State policies hurting education of our kids

It was sad that teachers felt they had to approve the contract and accept 17 or more furlough days—an 8 percent pay cut. But it was understandable: The teachers were concerned about colleagues who faced possible layoffs despite the harm they knew furlough days would do to the students. The reduced pay would also make it harder to retain and recruit good teachers.

The teachers were told or believed they had to choose between layoffs and furloughs—a false proposition which ignores the fact that the state has the authority to raise revenues and use its rainy day and hurricane funds. If the governor and Legislature had opted for a modest excise tax hike, for instance—1 percent more for a two-year period—furloughs and layoffs of other state employees would not have been necessary and the school budget would not have been slashed.

The result of the furloughs is that the number of instructional days for students will be lowered to 161, possibly the lowest in the U.S.

As the ship of state flounders in the turbulent waters of the current economic crisis, Gov. Linda Lingle's solution has been to throw the children overboard, along with their teachers. Her policies not only harm teachers but also undermine the education of our children. These callous measures only deepen and prolong the recession, and should be opposed.

Our too-silent, inert legislators need to speak up, step up and enact revenue-enhancing legislation as soon as possible.

John Witeck


AARP betrays seniors on health care issue

In the past, AARP has been a strong supporter of senior citizens. However, the current controversy concerning health care reform is a different matter. AARP has supported the House of Representatives plan, the initial Senate plan and the current Sen. Max Baucus compromise plan. Each of these plans have major differences, but a constant factor in all of them is that Medicare funding will be cut by more than $500 billion. The reductions would affect managed-care plans, hospitals and other providers.

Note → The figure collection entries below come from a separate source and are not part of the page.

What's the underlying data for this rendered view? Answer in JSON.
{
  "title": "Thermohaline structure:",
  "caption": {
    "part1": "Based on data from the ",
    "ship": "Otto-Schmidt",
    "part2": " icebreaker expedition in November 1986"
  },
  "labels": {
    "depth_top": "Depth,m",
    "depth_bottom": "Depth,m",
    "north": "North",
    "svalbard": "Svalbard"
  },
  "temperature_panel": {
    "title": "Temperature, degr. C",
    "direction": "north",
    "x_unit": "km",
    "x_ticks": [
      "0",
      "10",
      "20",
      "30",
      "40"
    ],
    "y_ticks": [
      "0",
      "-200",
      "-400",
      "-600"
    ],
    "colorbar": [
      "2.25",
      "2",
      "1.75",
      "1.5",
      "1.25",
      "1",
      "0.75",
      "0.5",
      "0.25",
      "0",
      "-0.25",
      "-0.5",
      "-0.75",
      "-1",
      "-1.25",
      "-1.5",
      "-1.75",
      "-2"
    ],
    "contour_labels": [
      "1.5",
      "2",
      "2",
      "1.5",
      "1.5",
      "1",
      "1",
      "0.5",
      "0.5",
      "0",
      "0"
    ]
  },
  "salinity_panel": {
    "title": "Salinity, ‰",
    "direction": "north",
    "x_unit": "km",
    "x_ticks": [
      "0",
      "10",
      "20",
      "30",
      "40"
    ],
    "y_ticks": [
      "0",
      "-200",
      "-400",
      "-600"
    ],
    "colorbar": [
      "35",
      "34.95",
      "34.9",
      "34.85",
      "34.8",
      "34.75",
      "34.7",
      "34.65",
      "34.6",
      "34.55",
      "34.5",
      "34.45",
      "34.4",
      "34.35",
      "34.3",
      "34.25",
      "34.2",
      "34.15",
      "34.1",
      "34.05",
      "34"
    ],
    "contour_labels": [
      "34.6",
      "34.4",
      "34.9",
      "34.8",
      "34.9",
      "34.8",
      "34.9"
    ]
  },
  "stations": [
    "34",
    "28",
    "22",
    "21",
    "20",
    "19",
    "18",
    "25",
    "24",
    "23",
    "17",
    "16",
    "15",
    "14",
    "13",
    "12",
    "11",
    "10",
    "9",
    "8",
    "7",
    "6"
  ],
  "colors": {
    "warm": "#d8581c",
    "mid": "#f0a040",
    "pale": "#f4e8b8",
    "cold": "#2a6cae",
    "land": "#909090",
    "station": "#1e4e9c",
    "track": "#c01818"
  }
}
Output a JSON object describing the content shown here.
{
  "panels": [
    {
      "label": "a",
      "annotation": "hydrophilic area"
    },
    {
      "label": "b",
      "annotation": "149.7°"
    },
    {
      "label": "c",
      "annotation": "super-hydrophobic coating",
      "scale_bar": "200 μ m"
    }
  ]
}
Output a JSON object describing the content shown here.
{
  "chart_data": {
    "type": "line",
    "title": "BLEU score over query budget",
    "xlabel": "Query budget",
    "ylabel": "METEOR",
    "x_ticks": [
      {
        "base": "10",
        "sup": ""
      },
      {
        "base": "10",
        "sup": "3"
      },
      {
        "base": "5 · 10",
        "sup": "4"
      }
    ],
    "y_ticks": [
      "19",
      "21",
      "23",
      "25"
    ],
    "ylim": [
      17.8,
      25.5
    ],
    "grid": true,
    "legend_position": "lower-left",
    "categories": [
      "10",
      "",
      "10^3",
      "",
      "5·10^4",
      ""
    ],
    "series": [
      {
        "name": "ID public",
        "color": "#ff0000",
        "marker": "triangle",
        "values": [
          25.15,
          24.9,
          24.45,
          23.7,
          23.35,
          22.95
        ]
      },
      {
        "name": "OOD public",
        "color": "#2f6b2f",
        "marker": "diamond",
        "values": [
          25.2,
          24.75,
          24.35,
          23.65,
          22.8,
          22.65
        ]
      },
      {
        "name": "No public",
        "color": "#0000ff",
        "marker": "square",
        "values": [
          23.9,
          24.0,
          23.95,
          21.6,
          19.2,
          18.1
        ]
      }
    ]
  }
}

However, John Rother, top policy strategist for AARP, has stated that seniors' benefits should not be eroded. By reducing payments to hospitals and doctors, it seems obvious that many health care providers will refuse to accept Medicare patients.

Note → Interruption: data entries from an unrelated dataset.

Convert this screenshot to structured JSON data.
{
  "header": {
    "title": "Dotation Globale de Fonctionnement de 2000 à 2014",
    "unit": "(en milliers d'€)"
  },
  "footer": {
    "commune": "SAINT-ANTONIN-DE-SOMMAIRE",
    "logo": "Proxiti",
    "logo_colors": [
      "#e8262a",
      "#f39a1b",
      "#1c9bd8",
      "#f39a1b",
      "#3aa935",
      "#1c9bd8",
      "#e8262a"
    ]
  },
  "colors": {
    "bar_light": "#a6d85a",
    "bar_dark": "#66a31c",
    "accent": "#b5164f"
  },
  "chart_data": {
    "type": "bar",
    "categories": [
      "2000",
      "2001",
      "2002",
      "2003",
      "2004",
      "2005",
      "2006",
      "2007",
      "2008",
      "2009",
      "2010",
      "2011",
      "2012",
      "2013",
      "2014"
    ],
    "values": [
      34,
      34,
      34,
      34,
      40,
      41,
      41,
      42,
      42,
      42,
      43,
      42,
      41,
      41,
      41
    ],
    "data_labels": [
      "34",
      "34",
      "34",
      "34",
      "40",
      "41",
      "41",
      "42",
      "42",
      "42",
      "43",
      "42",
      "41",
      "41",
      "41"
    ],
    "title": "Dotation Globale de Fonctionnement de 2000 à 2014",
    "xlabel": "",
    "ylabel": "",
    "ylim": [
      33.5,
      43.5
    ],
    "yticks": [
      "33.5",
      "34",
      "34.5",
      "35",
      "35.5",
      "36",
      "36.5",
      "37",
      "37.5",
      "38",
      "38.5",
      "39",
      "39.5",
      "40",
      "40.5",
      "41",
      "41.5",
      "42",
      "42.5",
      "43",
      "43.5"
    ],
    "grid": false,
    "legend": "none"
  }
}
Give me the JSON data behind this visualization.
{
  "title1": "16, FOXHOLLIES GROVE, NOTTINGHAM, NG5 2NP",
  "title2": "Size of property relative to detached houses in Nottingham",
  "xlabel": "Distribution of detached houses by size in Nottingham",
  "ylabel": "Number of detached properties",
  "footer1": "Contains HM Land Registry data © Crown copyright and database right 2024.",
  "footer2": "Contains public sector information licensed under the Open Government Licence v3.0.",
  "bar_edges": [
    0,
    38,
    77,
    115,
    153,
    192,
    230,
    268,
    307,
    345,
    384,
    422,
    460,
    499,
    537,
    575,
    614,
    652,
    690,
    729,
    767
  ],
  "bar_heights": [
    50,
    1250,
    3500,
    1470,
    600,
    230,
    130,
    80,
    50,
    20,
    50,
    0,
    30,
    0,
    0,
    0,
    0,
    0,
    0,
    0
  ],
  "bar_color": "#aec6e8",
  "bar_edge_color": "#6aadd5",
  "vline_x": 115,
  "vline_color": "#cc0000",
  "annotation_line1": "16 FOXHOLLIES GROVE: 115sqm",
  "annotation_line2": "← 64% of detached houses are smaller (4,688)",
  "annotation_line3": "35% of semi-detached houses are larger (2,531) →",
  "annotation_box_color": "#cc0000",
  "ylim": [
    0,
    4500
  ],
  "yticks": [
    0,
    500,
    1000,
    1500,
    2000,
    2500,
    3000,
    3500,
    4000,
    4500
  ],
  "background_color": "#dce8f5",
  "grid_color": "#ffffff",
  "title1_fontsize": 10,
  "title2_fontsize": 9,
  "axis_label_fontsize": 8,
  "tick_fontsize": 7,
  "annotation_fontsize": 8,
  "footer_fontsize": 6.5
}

In addition, the use of expensive procedures like CT scans, heart by-pass surgery, etc., will be rationed, and the ability to get supplemental Medicare insurance will be reduced. The bottom line is that AARP has betrayed all seniors by supporting the health care reform plans currently proposed by Congress.

Bill Erler


GOP senators should block 'ObamaCare'

I support a Republican “;shutdown”; of the Senate if the Democrats try and ram ObamaCare down our throats!